I wasn't aware that Japan had a bread culture - until now! I was under the impression that as a good portion of Asian people are lactose intolerant that milk would not be on the menu, but you learn stuff every day.

So it looks like a soft of milk/brioche type of dough, so here's my suggestion to help manage a bulk bake.

Firstly de-couple the dough making with the shaping and baking. You'll need a big fridge and lots of containers.

Calculate and mix up batches of dough in quantities that you can bake it all at once. e.g. if your oven can take 4 tins at a time, then mix up a batch for 4 tins worth. Let each batch rise, then degas the dough and put in the fridge covered. You can probably get away with up to 48 hours in the fridge this way. You can streamline this process by starting to mix up the next batch as soon as you've got the first batch rising before it goes into the fridge, so you're making a batch every (say) half an hour.

I'd bake the same day of the market if possible - that way it will be as fresh as it can be. I suspect this bread has a relatively short shelf-life/stales quickly.

Then on baking day, take a batch out of the fridge, shape it, transfer to tins and let it prove. Then 45 minutes later take the next batch out, shape it and let it prove. 45 minutes later the 3rd batch and so on. It may take 2 or 3 hours to prove once shaped out of the fridge - so allow for that, and you'll need as many tins as loaves you're baking & selling.

Then you have a 45 minute cycle between batches. Once proven, put in the oven and bake. Remove when ready and let the oven get back up to temperature. At the next 45 minute cycle put the next batch into the oven.

And just keep repeating that cycle until you're done. You'll need 3 timers, one to clock batches out of the fridge and one to clock batches going into the oven and one to time the batches in the oven. (you may get to the stage when you're both baking and shaping if you have enough batches and tins...)

I bake in batches like this.
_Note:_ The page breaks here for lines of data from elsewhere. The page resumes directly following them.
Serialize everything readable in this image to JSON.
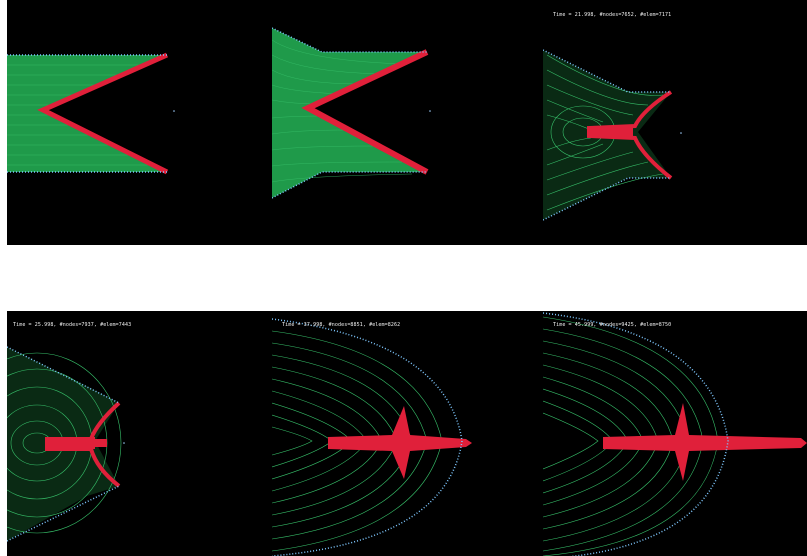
{
  "colors": {
    "background": "#000000",
    "mesh_fill": "#1f9a4a",
    "mesh_line": "#37c06a",
    "boundary_nodes": "#7fc8ff",
    "refined_region": "#e0203a"
  },
  "panels": [
    {
      "id": "frame-1",
      "caption": ""
    },
    {
      "id": "frame-2",
      "caption": ""
    },
    {
      "id": "frame-3",
      "caption": "Time =     21.998, #nodes=7652, #elem=7171"
    },
    {
      "id": "frame-4",
      "caption": "Time =     25.998, #nodes=7937, #elem=7443"
    },
    {
      "id": "frame-5",
      "caption": "Time =     37.998, #nodes=8851, #elem=8262"
    },
    {
      "id": "frame-6",
      "caption": "Time =     45.999, #nodes=9425, #elem=8750"
    }
  ]
}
I start by working out when the last lot has to come out of the oven, then work backwards in 45 minute intervals to give me the latest time that batch needs to go into the oven. e.g. on a busy morning I want the last batch to come out of the oven at 9am, so 45 minutes back from that is 8:15 when it goes in. 45 back from that is 7:30 and 45 back from that is 6:45. I want the dough to prove for an hour, so it has to be on the couche by 5:45 so I need to start scaling & shaping the first batch at 5:30am. That's when the alarm goes off...

Until I get another oven and I can have another 45 minutes in bed!

-Gordon

RoundhayBaker's picture
RoundhayBaker

It should be cut-and-pasted into every thread that pops up about small-scale bulk production.

I have just a couple of things to add:

First, you won't need to cook up fresh Tangzhong paste for each batch. It keeps for days, and you can mix it into the dough straight from the fridge - provided you adjust your liquid temperatures to compensate. Using Drogon's schedule, I'd just cook one large pan that covers the entire production cycle and keep it at room temperature.  No reheating is needed. You only have to hit 65C once.

Second, Tangzhong bread keeps extremely well, so you could also shift part of your production cycle back into the previous day.

If you need them, there are lots of Tangzhong recipes on the forum. Plus lots of good advice. This link will lead you to many more:

http://www.thefreshloaf.com/node/32997/hokkaido-milk-bread-tangzhong

 

 

orionunas's picture
orionunas

Thanks for the help everyone, it was a busy day, but I got it done. Bread turned out wonderful with an egg wash. However i didn't take any pictures, by the time I finished I was so beat and sweaty I took a shower and went to bed, haha. I'm still tired in fact!

I had a little trouble stuffing the bread with goodies, I'm not great at stuffing breads. I made a chocolate ganache the night before, and I stuck it in the fridge. Then I packed it in some bread, and it just leaked out everywhere, which I wasn't happy about, haha. But the next time I tried I froze he ganache and it seemed fine, hardly any leaks that time.

I'm not sure how to stuff buns properly, I dunno if I need a a ratio, like for whatever gram of dough to 10g of stuffing etc. Even when I do manage to stuff the buns, sometimes the stuffing gets pushed to the edge and the middle is just dough. Anyone got any tips I can try? Thanks all!